Mereka dilibatkan dalam melakukan eksplorasi situasi baru, dalam
mempertimbangkan dan merespon permasalahan secara kritis, dan dalam
menyelesaikan permasalahannya secara realistis.
Penilaian yang dilakukan dengan problem solving, Pizzini (1996) yakin
bahwa para siswa akan mampu menjadi pemikir yang handal dan mandiri.
Mereka dirangsang untuk mampu menjadi seorang eksplorer–mencari penemuan
terbaru; inventor–mengembangkan ide/gagasan dan pengujian baru yang
inovatif; desainer–mengkreasi rencana dan model terbaru; pengambil
keputusan–berlatih bagaimana menetapkan pilihan yang bijaksana; dan sebagai
komunikator–mengembangkan metode dan teknik untuk bertukar pendapat dan
berinteraksi.
Relevan dengan pendapat Gardner (1987), individu bisa dikatakan
memahami konsep, teori, keterampilan, atau domain ilmu pengetahuan tertentu,
bila dia memiliki pemahaman segala sesuatu dari segala sisi dan bisa
menyatakannya dalam berbagai sistem simbol, serta menerapkannya dengan
benar dalam berbagai konteks yang berbeda.
2.1.2 Karakteristik Model Pembelajaran Problem Solving
Teori Problem solving yang berdasarkan pada teori konstruktivistik
menekankan pada pemahaman juga menghilangkan kesalahpahaman, serta
memecahkan persoalan dalam konteks pemaknaan yang dimiliki siswa. Proses
strategis yang dilakukan dimulai dari cara proses pemikiran deduktif
dan pemikiran induktif digabungkan. Dengan demikian siswa mengetahui

prinsip-prinsip yang mendasar dari suatu fakta atau data lapangan yang dijumpai
diolah melalui proses-proses induktif.
Problem solving tidak dirancang untuk membantu guru memberikan
informasi sebanyak-banyaknya kepada siswa. Problem solving (pemecahan
masalah) bertujuan: 1) membantu mengembangkan keterampilan berpikir siswa
dalam proses keterampilan pemecahan masalah; 2) belajar peranan orang
dewasa yang autentik; 3) menjadi pembelajar yang mandiri. Menurut Killen
(Benyamin, 2003 : 40) penggunaan problem solving diarahkan ke dalam tiga
kategori, yakni mengajarkan siswa untuk memecahkan masalah, mengajarkan
siswa dengan menggunakan pemecahan masalah, serta sistem pembelajaran
yang berbasiskan masalah..
Cara pertama penekanannya pada pemecahan masalah itu sendiri,
sedangkan kategori kedua penekanannya ada pada subjek didik melalui
pemecahan masalah suatu pembelajaran. Kategori ketiga, yaitu pemecahan
masalah itu hanya digunakan sebagai salah satu alat analisis dalam
memahami materi pembelajaran.
Mengenai model atau pendekatan pemecahan masalah (problem solving
approach), maka berikut ini karakteristik khusus pendekatan pemecahan
masalah (dalam Taplin, 2007).
1. Adanya interaksi antar siswa dan interaksi guru dan siswa.

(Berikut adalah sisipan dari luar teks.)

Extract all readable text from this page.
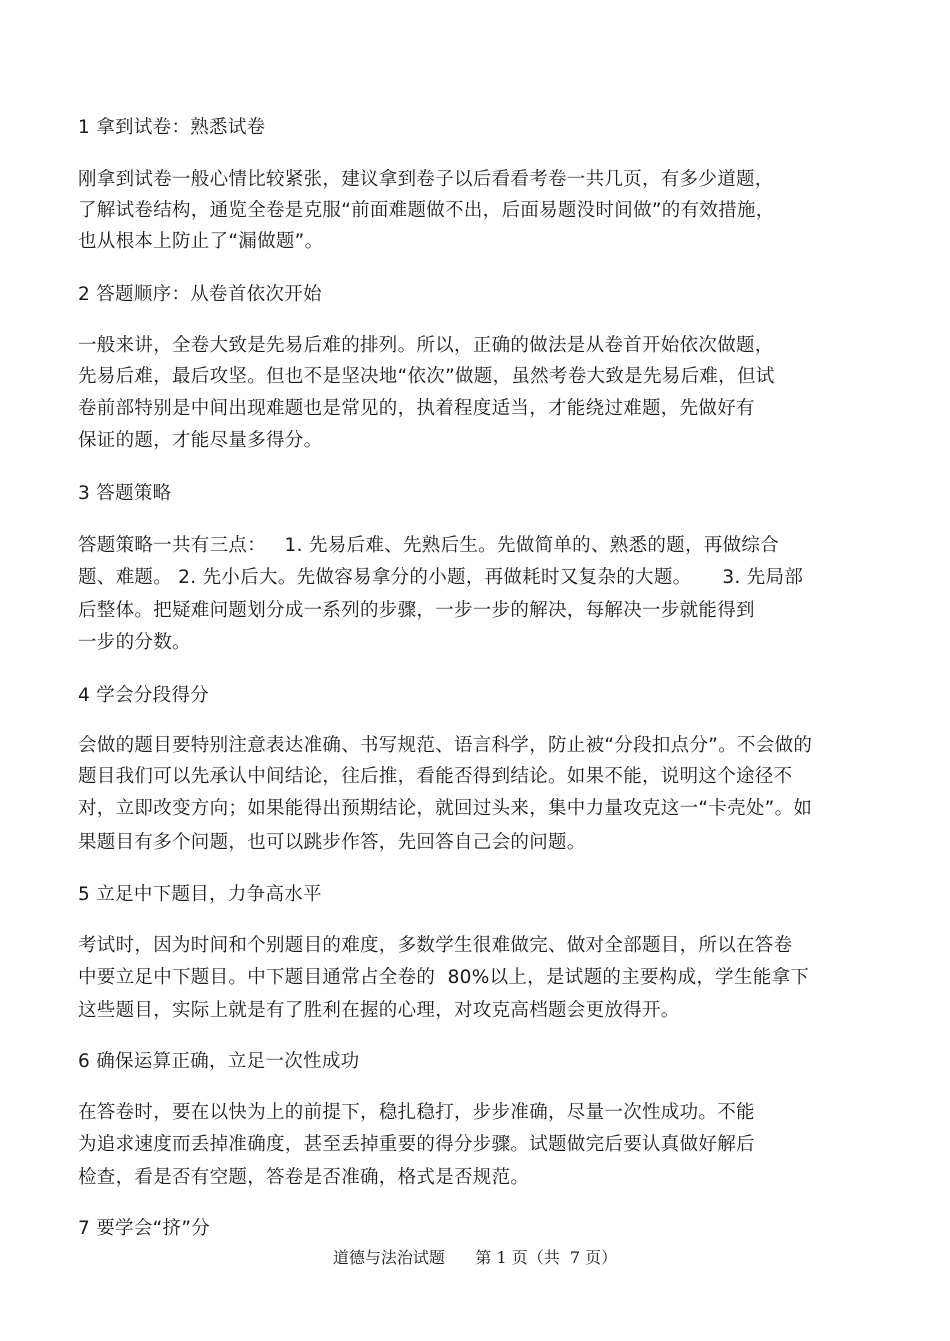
1 拿到试卷：熟悉试卷
刚拿到试卷一般心情比较紧张，建议拿到卷子以后看看考卷一共几页，有多少道题，
了解试卷结构，通览全卷是克服“前面难题做不出，后面易题没时间做”的有效措施，
也从根本上防止了“漏做题”。
2 答题顺序：从卷首依次开始
一般来讲，全卷大致是先易后难的排列。所以，正确的做法是从卷首开始依次做题，
先易后难，最后攻坚。但也不是坚决地“依次”做题，虽然考卷大致是先易后难，但试
卷前部特别是中间出现难题也是常见的，执着程度适当，才能绕过难题，先做好有
保证的题，才能尽量多得分。
3 答题策略
答题策略一共有三点：   1. 先易后难、先熟后生。先做简单的、熟悉的题，再做综合
题、难题。 2. 先小后大。先做容易拿分的小题，再做耗时又复杂的大题。     3. 先局部
后整体。把疑难问题划分成一系列的步骤，一步一步的解决，每解决一步就能得到
一步的分数。
4 学会分段得分
会做的题目要特别注意表达准确、书写规范、语言科学，防止被“分段扣点分”。不会做的
题目我们可以先承认中间结论，往后推，看能否得到结论。如果不能，说明这个途径不
对，立即改变方向；如果能得出预期结论，就回过头来，集中力量攻克这一“卡壳处”。如
果题目有多个问题，也可以跳步作答，先回答自己会的问题。
5 立足中下题目，力争高水平
考试时，因为时间和个别题目的难度，多数学生很难做完、做对全部题目，所以在答卷
中要立足中下题目。中下题目通常占全卷的  80%以上，是试题的主要构成，学生能拿下
这些题目，实际上就是有了胜利在握的心理，对攻克高档题会更放得开。
6 确保运算正确，立足一次性成功
在答卷时，要在以快为上的前提下，稳扎稳打，步步准确，尽量一次性成功。不能
为追求速度而丢掉准确度，甚至丢掉重要的得分步骤。试题做完后要认真做好解后
检查，看是否有空题，答卷是否准确，格式是否规范。
7 要学会“挤”分
道德与法治试题 第 1 页（共  7 页）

2. Adanya dialog matematis dan konsensus antar siswa.
3. Guru menyediakan informasi yang cukup mengenai masalah, dan siswa
mengklarifikasi, menginterpretasi, dan mencoba mengkonstruksi
penyelesaiannya.
4. Guru menerima jawaban ya-tidak bukan untuk mengevaluasi.

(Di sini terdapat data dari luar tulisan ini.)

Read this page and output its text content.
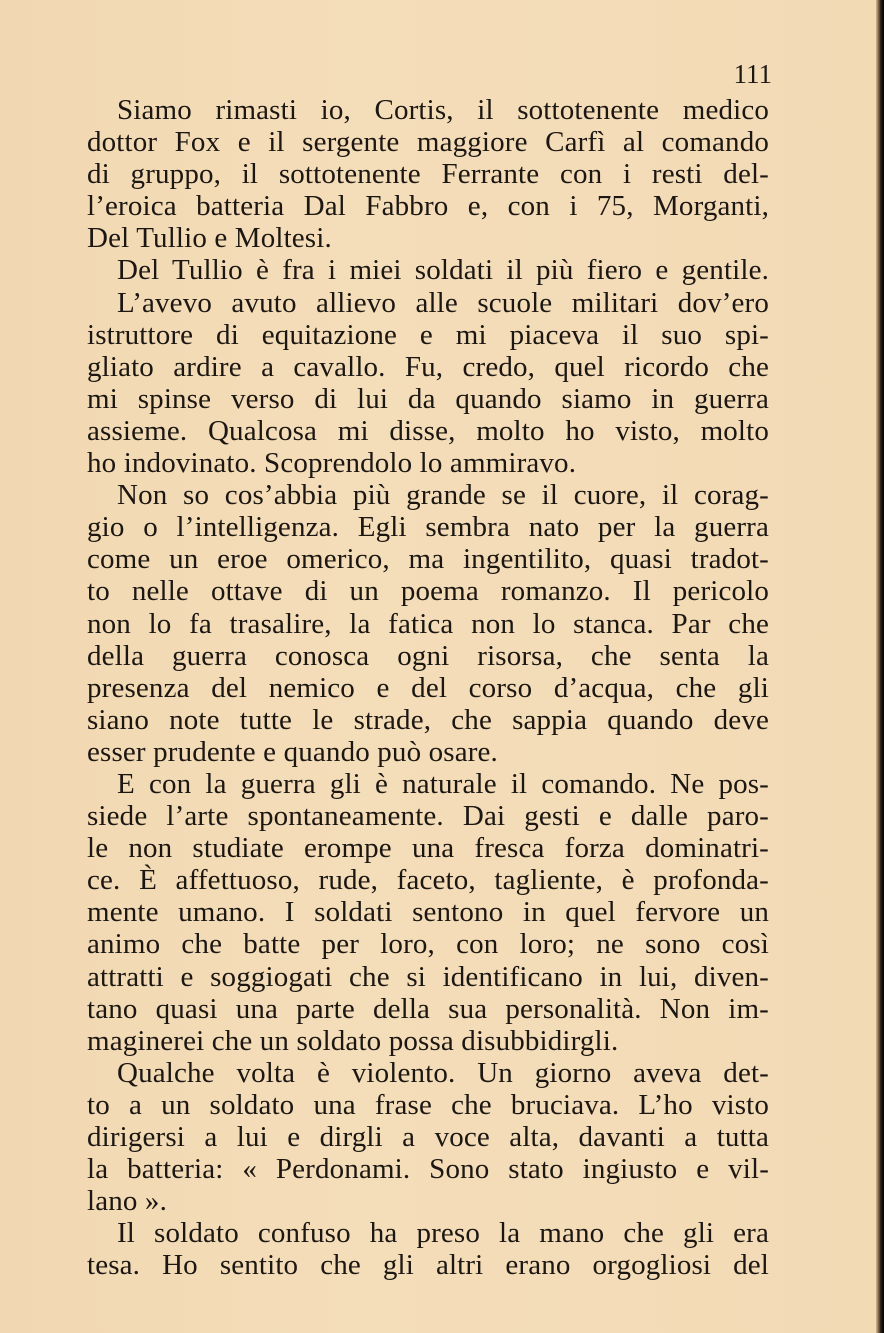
111
Siamo rimasti io, Cortis, il sottotenente medico
dottor Fox e il sergente maggiore Carfì al comando
di gruppo, il sottotenente Ferrante con i resti del-
l’eroica batteria Dal Fabbro e, con i 75, Morganti,
Del Tullio e Moltesi.
Del Tullio è fra i miei soldati il più fiero e gentile.
L’avevo avuto allievo alle scuole militari dov’ero
istruttore di equitazione e mi piaceva il suo spi-
gliato ardire a cavallo. Fu, credo, quel ricordo che
mi spinse verso di lui da quando siamo in guerra
assieme. Qualcosa mi disse, molto ho visto, molto
ho indovinato. Scoprendolo lo ammiravo.
Non so cos’abbia più grande se il cuore, il corag-
gio o l’intelligenza. Egli sembra nato per la guerra
come un eroe omerico, ma ingentilito, quasi tradot-
to nelle ottave di un poema romanzo. Il pericolo
non lo fa trasalire, la fatica non lo stanca. Par che
della guerra conosca ogni risorsa, che senta la
presenza del nemico e del corso d’acqua, che gli
siano note tutte le strade, che sappia quando deve
esser prudente e quando può osare.
E con la guerra gli è naturale il comando. Ne pos-
siede l’arte spontaneamente. Dai gesti e dalle paro-
le non studiate erompe una fresca forza dominatri-
ce. È affettuoso, rude, faceto, tagliente, è profonda-
mente umano. I soldati sentono in quel fervore un
animo che batte per loro, con loro; ne sono così
attratti e soggiogati che si identificano in lui, diven-
tano quasi una parte della sua personalità. Non im-
maginerei che un soldato possa disubbidirgli.
Qualche volta è violento. Un giorno aveva det-
to a un soldato una frase che bruciava. L’ho visto
dirigersi a lui e dirgli a voce alta, davanti a tutta
la batteria: « Perdonami. Sono stato ingiusto e vil-
lano ».
Il soldato confuso ha preso la mano che gli era
tesa. Ho sentito che gli altri erano orgogliosi del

5. Guru membimbing, melatih dan menanyakan dengan pertanyaan-pertanyaan
berwawasan dan berbagi dalam proses pemecahan masalah.

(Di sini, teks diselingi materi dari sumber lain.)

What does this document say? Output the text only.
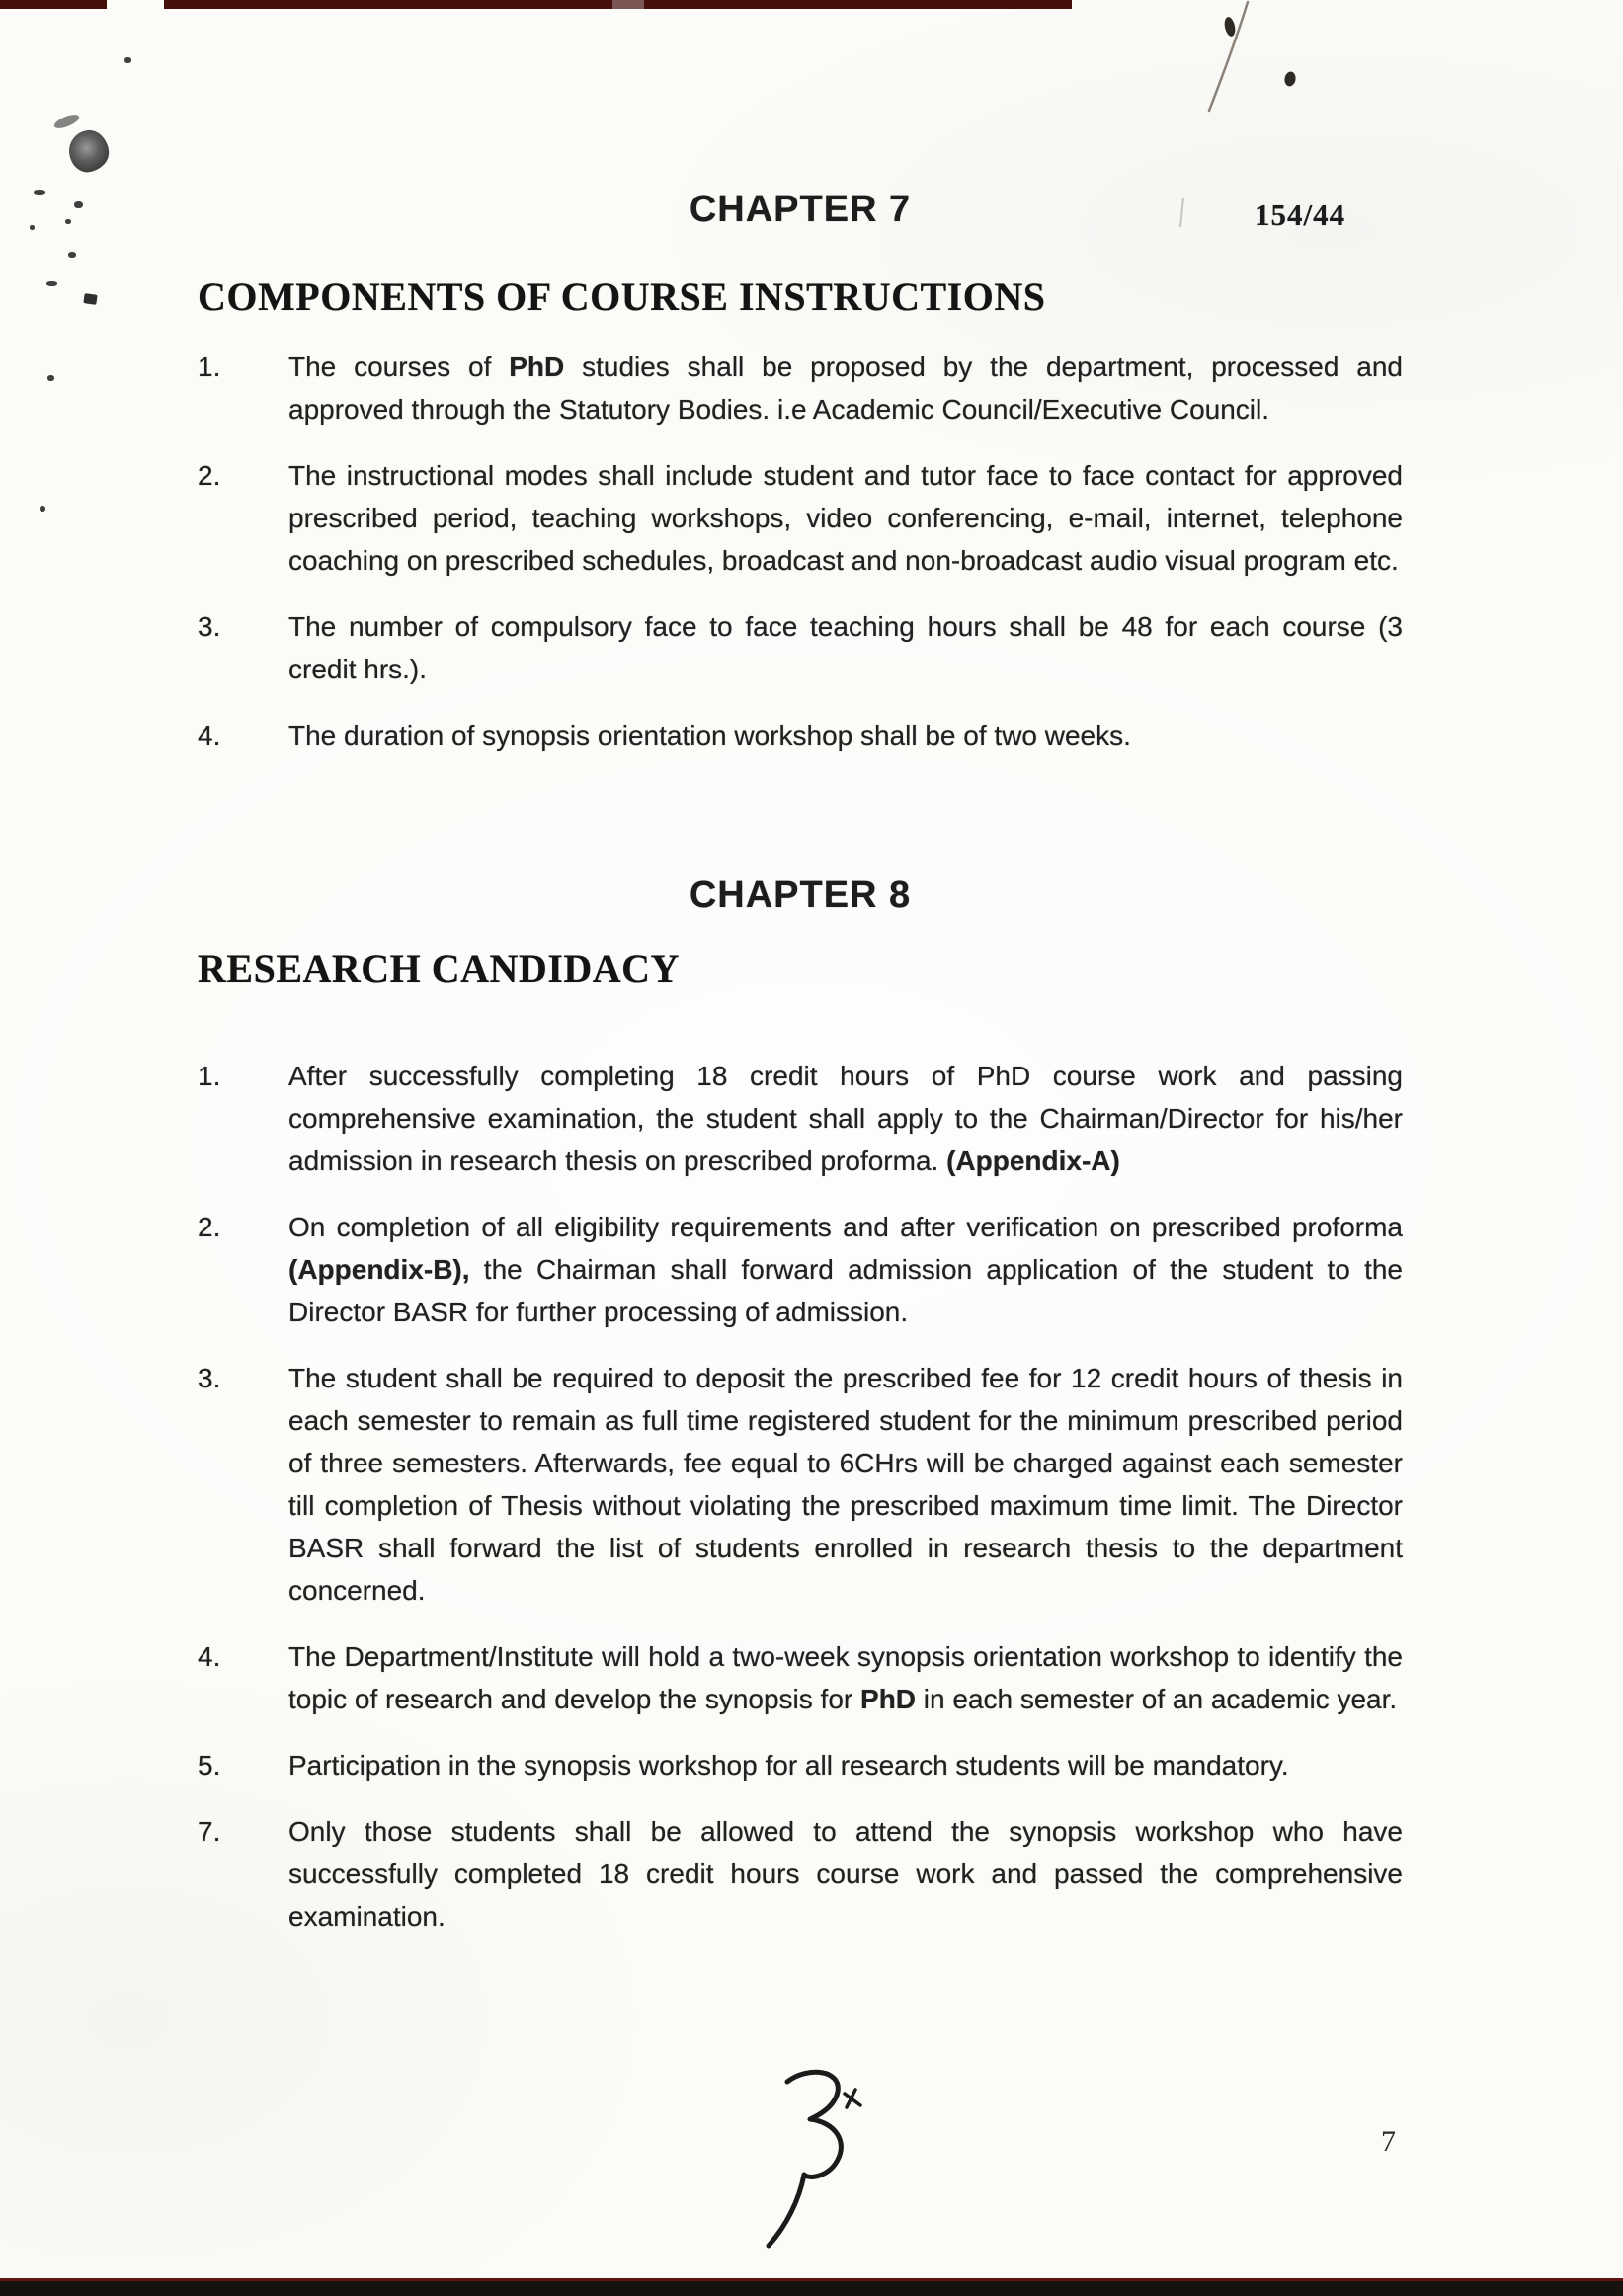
154/44
CHAPTER 7
COMPONENTS OF COURSE INSTRUCTIONS
1.	The courses of PhD studies shall be proposed by the department, processed and approved through the Statutory Bodies. i.e Academic Council/Executive Council.
2.	The instructional modes shall include student and tutor face to face contact for approved prescribed period, teaching workshops, video conferencing, e-mail, internet, telephone coaching on prescribed schedules, broadcast and non-broadcast audio visual program etc.
3.	The number of compulsory face to face teaching hours shall be 48 for each course (3 credit hrs.).
4.	The duration of synopsis orientation workshop shall be of two weeks.
CHAPTER 8
RESEARCH CANDIDACY
1.	After successfully completing 18 credit hours of PhD course work and passing comprehensive examination, the student shall apply to the Chairman/Director for his/her admission in research thesis on prescribed proforma. (Appendix-A)
2.	On completion of all eligibility requirements and after verification on prescribed proforma (Appendix-B), the Chairman shall forward admission application of the student to the Director BASR for further processing of admission.
3.	The student shall be required to deposit the prescribed fee for 12 credit hours of thesis in each semester to remain as full time registered student for the minimum prescribed period of three semesters. Afterwards, fee equal to 6CHrs will be charged against each semester till completion of Thesis without violating the prescribed maximum time limit. The Director BASR shall forward the list of students enrolled in research thesis to the department concerned.
4.	The Department/Institute will hold a two-week synopsis orientation workshop to identify the topic of research and develop the synopsis for PhD in each semester of an academic year.
5.	Participation in the synopsis workshop for all research students will be mandatory.
7.	Only those students shall be allowed to attend the synopsis workshop who have successfully completed 18 credit hours course work and passed the comprehensive examination.
7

6. Sebaiknya guru mengetahui kapan campur tangan dan kapan mundur
membiarkan siswa menggunakan caranya sendiri.

7. Karakteristik lanjutan adalah bahwa pendekatan problem solving dapat
menggiatkan siswa untuk melakukan generalisasi aturan dan konsep, sebuah
proses sentral dalam biologi.
Tujuan akhir dari proses pembelajaran Problem solving adalah:
(1) Siswa menjadi terampil menyeleksi informasi yang relevan kemudian
menganalisisnya dan akhirnya meneliti kembali hasilnya.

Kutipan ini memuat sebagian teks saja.